Mescidin kubbe kasnağına kufî hâtla ” Ayetel- Kursi”, kubbeye ise “char-ı yâr”ın adları yazılmıştır.

Mescidin içinde, bir tarafı kuzey duvarına dayalı olan, diğer tarafı ise üç adet ince sütun üzerine basan, kesme taştan yapılmış iki basık kemer üzerinde, Müezzin Mahfeli vardır. 1982- 1990 yıllan arasında yapılan onarım ve restorasyon çalışmaları sırasında, Imagesütunların ve mahfelin ahşaplarının üzerlerine sürülmüş olan yeşil yağlıboyalar temizlenmiş, temizlenen yağlıboyaların altından XVII.yy’a tarihlenen orjinal nebatî ve geometrik motiflere ulaşılmıştır. Yine mahfelin altındaki duvarın üzerinde yer alan müsenna “HÛ” hattı da, badana tabakalarının altından çıkarılmıştır.

Mescid duvarının güney-batı köşesinde tek şerefeli minarenin küçük ahşap kapısı yer alır. Hemen üzerinde ” Mesnevîhân Kürsüsü” vardır. Dergâh açıkken, namazlardan sonra ” Mesnevîhânlar” tarafından buradan Mesnevi okunuyormuş. ImageBu kürsü üzerindeki geometrik motiflerde, yine yeşil renkli yağlıboyaların altından çıkarılmıştır.

Mescidin mihrabı güney duvarı üzerinde, sütunun önündedir. Mihrap 3.50 X 1.80 m ebadında ve gök mermerden yapılmış, mihrap alındığına (Buraya giren güven bulur) Âyet-i Kerîmesi kabartma olarak yazılmıştır.

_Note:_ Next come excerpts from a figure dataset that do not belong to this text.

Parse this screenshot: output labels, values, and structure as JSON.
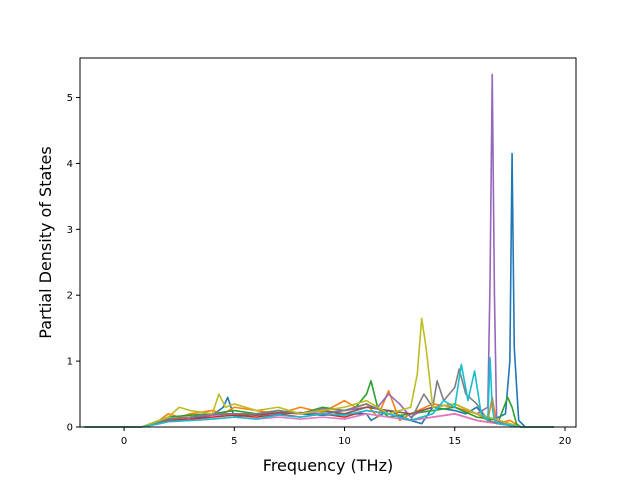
{
  "chart_data": {
    "type": "line",
    "title": "",
    "xlabel": "Frequency (THz)",
    "ylabel": "Partial Density of States",
    "xlim": [
      -2.0,
      20.5
    ],
    "ylim": [
      0,
      5.6
    ],
    "xticks": [
      0,
      5,
      10,
      15,
      20
    ],
    "yticks": [
      0,
      1,
      2,
      3,
      4,
      5
    ],
    "grid": false,
    "legend": "none",
    "colors": [
      "#1f77b4",
      "#ff7f0e",
      "#2ca02c",
      "#d62728",
      "#9467bd",
      "#8c564b",
      "#e377c2",
      "#7f7f7f",
      "#bcbd22",
      "#17becf"
    ],
    "series": [
      {
        "x": [
          -1.8,
          0.8,
          1.6,
          2.0,
          2.5,
          3.0,
          4.0,
          4.5,
          4.7,
          5.0,
          6.0,
          7.0,
          8.0,
          9.0,
          10.0,
          11.0,
          11.2,
          12.0,
          13.0,
          13.5,
          14.0,
          15.0,
          15.5,
          16.0,
          16.5,
          17.0,
          17.3,
          17.5,
          17.6,
          17.7,
          17.9,
          18.2,
          19.5
        ],
        "y": [
          0,
          0,
          0.08,
          0.12,
          0.1,
          0.12,
          0.18,
          0.3,
          0.45,
          0.15,
          0.2,
          0.25,
          0.2,
          0.18,
          0.2,
          0.2,
          0.1,
          0.25,
          0.1,
          0.05,
          0.3,
          0.25,
          0.2,
          0.3,
          0.1,
          0.15,
          0.2,
          1.0,
          4.15,
          1.2,
          0.1,
          0,
          0
        ]
      },
      {
        "x": [
          -1.8,
          0.8,
          1.6,
          2.0,
          2.5,
          3.0,
          4.0,
          4.5,
          5.0,
          6.0,
          7.0,
          8.0,
          9.0,
          10.0,
          10.5,
          11.0,
          11.5,
          12.0,
          12.5,
          13.0,
          14.0,
          15.0,
          16.0,
          16.5,
          16.7,
          16.9,
          17.5,
          18.0,
          19.5
        ],
        "y": [
          0,
          0,
          0.1,
          0.2,
          0.15,
          0.2,
          0.25,
          0.2,
          0.3,
          0.25,
          0.2,
          0.3,
          0.22,
          0.4,
          0.3,
          0.35,
          0.15,
          0.55,
          0.1,
          0.2,
          0.35,
          0.3,
          0.2,
          0.1,
          0.45,
          0.05,
          0.1,
          0,
          0
        ]
      },
      {
        "x": [
          -1.8,
          0.8,
          1.6,
          2.0,
          3.0,
          4.0,
          5.0,
          6.0,
          7.0,
          8.0,
          9.0,
          10.0,
          10.5,
          11.0,
          11.2,
          11.5,
          12.0,
          13.0,
          14.0,
          15.0,
          16.0,
          17.0,
          17.4,
          17.6,
          17.8,
          18.0,
          19.5
        ],
        "y": [
          0,
          0,
          0.1,
          0.15,
          0.18,
          0.2,
          0.25,
          0.2,
          0.25,
          0.2,
          0.3,
          0.25,
          0.3,
          0.5,
          0.7,
          0.3,
          0.15,
          0.2,
          0.25,
          0.3,
          0.15,
          0.1,
          0.45,
          0.3,
          0.05,
          0,
          0
        ]
      },
      {
        "x": [
          -1.8,
          0.8,
          1.6,
          2.0,
          3.0,
          4.0,
          5.0,
          6.0,
          7.0,
          8.0,
          9.0,
          10.0,
          11.0,
          12.0,
          13.0,
          14.0,
          15.0,
          16.0,
          17.0,
          18.0,
          19.5
        ],
        "y": [
          0,
          0,
          0.06,
          0.1,
          0.12,
          0.15,
          0.18,
          0.15,
          0.2,
          0.15,
          0.2,
          0.15,
          0.25,
          0.2,
          0.1,
          0.15,
          0.2,
          0.1,
          0.05,
          0,
          0
        ]
      },
      {
        "x": [
          -1.8,
          0.8,
          1.6,
          2.0,
          3.0,
          4.0,
          5.0,
          6.0,
          7.0,
          8.0,
          9.0,
          10.0,
          11.0,
          11.5,
          12.0,
          12.5,
          13.0,
          13.5,
          14.0,
          15.0,
          16.0,
          16.5,
          16.6,
          16.7,
          16.8,
          16.9,
          17.2,
          18.0,
          19.5
        ],
        "y": [
          0,
          0,
          0.08,
          0.12,
          0.15,
          0.18,
          0.2,
          0.18,
          0.2,
          0.22,
          0.2,
          0.25,
          0.3,
          0.3,
          0.5,
          0.35,
          0.15,
          0.25,
          0.3,
          0.35,
          0.2,
          0.3,
          2.2,
          5.35,
          2.0,
          0.1,
          0.05,
          0,
          0
        ]
      },
      {
        "x": [
          -1.8,
          0.8,
          1.6,
          2.0,
          3.0,
          4.0,
          5.0,
          6.0,
          7.0,
          8.0,
          9.0,
          10.0,
          11.0,
          12.0,
          13.0,
          14.0,
          15.0,
          16.0,
          17.0,
          18.0,
          19.5
        ],
        "y": [
          0,
          0,
          0.07,
          0.12,
          0.15,
          0.2,
          0.2,
          0.18,
          0.22,
          0.2,
          0.25,
          0.2,
          0.3,
          0.25,
          0.2,
          0.3,
          0.35,
          0.2,
          0.1,
          0,
          0
        ]
      },
      {
        "x": [
          -1.8,
          0.8,
          1.6,
          2.0,
          3.0,
          4.0,
          5.0,
          6.0,
          7.0,
          8.0,
          9.0,
          10.0,
          11.0,
          12.0,
          13.0,
          14.0,
          15.0,
          16.0,
          17.0,
          18.0,
          19.5
        ],
        "y": [
          0,
          0,
          0.05,
          0.08,
          0.1,
          0.12,
          0.15,
          0.12,
          0.15,
          0.12,
          0.15,
          0.12,
          0.2,
          0.15,
          0.1,
          0.15,
          0.2,
          0.1,
          0.05,
          0,
          0
        ]
      },
      {
        "x": [
          -1.8,
          0.8,
          1.6,
          2.0,
          3.0,
          4.0,
          5.0,
          6.0,
          7.0,
          8.0,
          9.0,
          10.0,
          11.0,
          12.0,
          13.0,
          13.6,
          14.0,
          14.2,
          14.5,
          15.0,
          15.2,
          15.5,
          16.0,
          16.5,
          17.0,
          18.0,
          19.5
        ],
        "y": [
          0,
          0,
          0.08,
          0.12,
          0.15,
          0.2,
          0.2,
          0.2,
          0.25,
          0.2,
          0.28,
          0.25,
          0.35,
          0.2,
          0.1,
          0.5,
          0.3,
          0.7,
          0.4,
          0.6,
          0.88,
          0.5,
          0.35,
          0.1,
          0.05,
          0,
          0
        ]
      },
      {
        "x": [
          -1.8,
          0.8,
          1.6,
          2.0,
          2.5,
          3.0,
          4.0,
          4.3,
          4.6,
          5.0,
          6.0,
          7.0,
          8.0,
          9.0,
          10.0,
          11.0,
          12.0,
          13.0,
          13.3,
          13.5,
          13.7,
          14.0,
          15.0,
          16.0,
          17.0,
          18.0,
          19.5
        ],
        "y": [
          0,
          0,
          0.1,
          0.15,
          0.3,
          0.25,
          0.2,
          0.5,
          0.3,
          0.35,
          0.25,
          0.3,
          0.2,
          0.25,
          0.3,
          0.4,
          0.2,
          0.3,
          0.8,
          1.65,
          1.2,
          0.3,
          0.35,
          0.2,
          0.1,
          0,
          0
        ]
      },
      {
        "x": [
          -1.8,
          0.8,
          1.6,
          2.0,
          3.0,
          4.0,
          5.0,
          6.0,
          7.0,
          8.0,
          9.0,
          10.0,
          11.0,
          12.0,
          13.0,
          14.0,
          14.5,
          15.0,
          15.3,
          15.6,
          15.9,
          16.2,
          16.5,
          16.6,
          16.7,
          16.8,
          17.0,
          18.0,
          19.5
        ],
        "y": [
          0,
          0,
          0.05,
          0.08,
          0.1,
          0.12,
          0.15,
          0.12,
          0.18,
          0.15,
          0.2,
          0.18,
          0.25,
          0.2,
          0.1,
          0.2,
          0.4,
          0.3,
          0.95,
          0.4,
          0.85,
          0.2,
          0.1,
          1.05,
          0.3,
          0.1,
          0.05,
          0,
          0
        ]
      }
    ]
  }
}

Mescidin üç adet de kapısı vardır. Birincisi Son Cemaat Mahallinin girişindedir. İki kanatlıdır. Kanatlar 84 cm eninde ve295 cm yüksekliğindedir. Kündekârî tekniğinde yapılmıştır. Kanatların alt, üst ve yan yüzleri sade tutulmuş, aralarındaki geniş yüzeyler kuşaklarla panolara ayrılmıştır. Alt ve üstteki madeni ince kuşaklar bitkisel bezemelidir. Diğer iki ahşap kuşak daha kalın olup, yüzeylerine ajurlu metal kabaralar çakılmıştır. Alınlık kısmı iç içe geçmiş dikdörtgen silmelerle dekore edilmiştir. Yukarıdaki iki pano içerisine Kur’ân-ı Kerîm’in (Mescidler Allah’ındır Onun için Allah’tan başkasını davet etmeyiniz.) Ayeti kabartma olarak yazılmıştır.

İkinci kapı Semahane ile Mescid arasında ve Mescidin kuzey-doğu köşesindedir. Söveleri ve basık kemeri kesme taşla yapılmıştır. Kapı çift kanatlıdır. Buranın eski oyma çift kanatlı ahşap kapısı mescidin güney duvarı üzerinde halen teşhirdedir.

Üçüncü kapı mescidin güney- batı köşesinde, Huzur-ı Pir ile Mescid arasındadır “Çerag Kapısı” adı ile tanınır. Burdaki iki kanatlı kapı da ahşaptandır. Kapının kenarındaki söveleri ve üzerindeki basık kemerleri kesme taştan yapılmıştır.